Il regime dell'isola ha avviato il ritiro della sua presenza in Venezuela, dopo il cambiamento subito dal governo venezuelano, suo alleato ideologico, in seguito alla cattura e al trasferimento negli Stati Uniti del dittatore Nicolás Maduro lo scorso 3 gennaio.   

Il chiusura de El Helicoide è stata annunciata da Rodríguez il 30 gennaio, durante un evento presso il Tribunale Supremo di Giustizia, quando ha promesso di presentare una legge di amnistia generale "per favorire la convivenza in Venezuela".

La norma è stata approvata all'unanimità dall'Assemblea Nazionale, presieduta da Jorge Rodríguez, fratello della presidente interina, ed esclude reati come gravi violazioni dei diritti umani, omicidio intenzionale, narcotraffico e azioni armate contro la sovranità.

Durante il dibattito, il presidente dell'Assemblea ha altresì riconosciuto una “cattiva utilizzo” della Legge Costituzionale contro l'Odio, per una Convivenza Pacifica e la Tolleranza, e si è annunciato che potrebbe essere oggetto di riforma. Questo strumento giuridico è stato ripetutamente indicato come meccanismo di repressione politica del potere chavista.  

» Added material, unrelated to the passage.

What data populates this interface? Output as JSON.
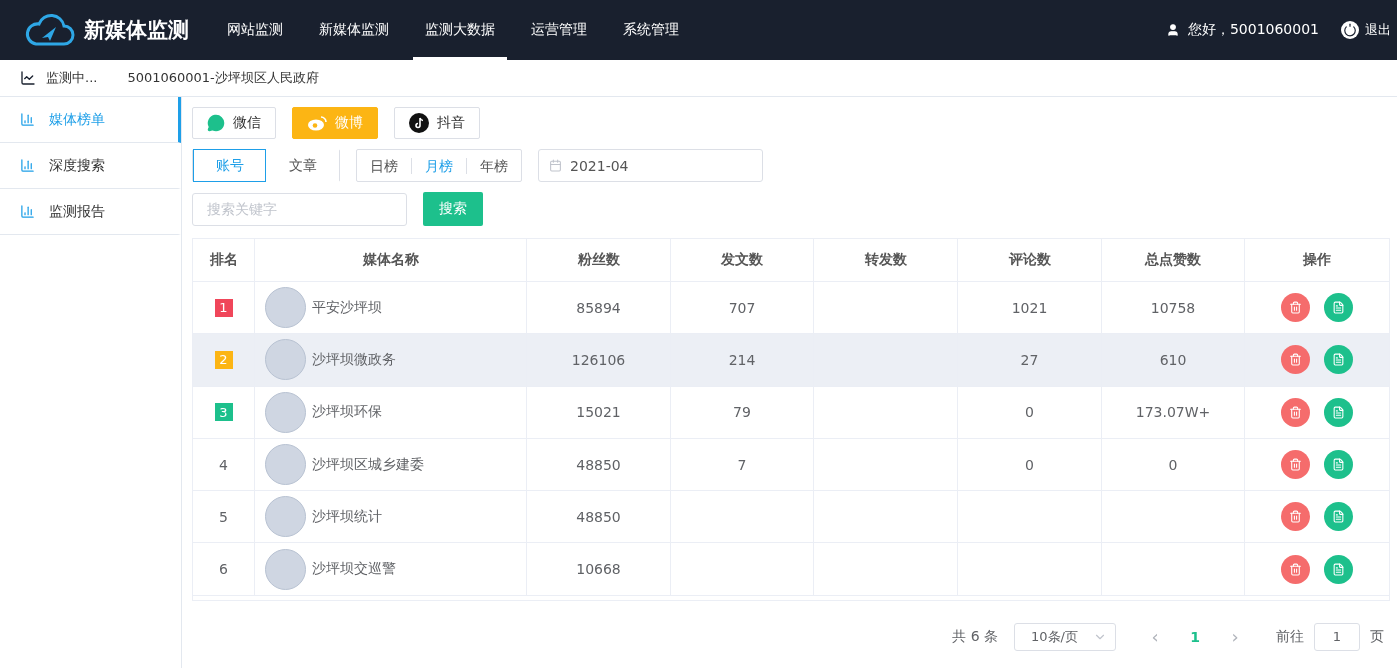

L'inizio della riconversione di El Helicoide si inserisce in un insieme di annunci e misure ufficiali finalizzati a promuovere un processo di riconciliazione nazionale e stabilità dopo l'intervento armato degli Stati Uniti del 3 gennaio.

Da quella data, le relazioni commerciali, diplomatiche e persino i contatti militari tra il governo venezuelano e quello statunitense sono aumentati.

Gli ambiti e le proiezioni della presidenza ad interim di Delcy Rodríguez in vista di una trasformazione democratica del paese continuano a essere soggetti a molteplici interrogativi e incertezze, soprattutto nell'ottica delle forze politiche di opposizione.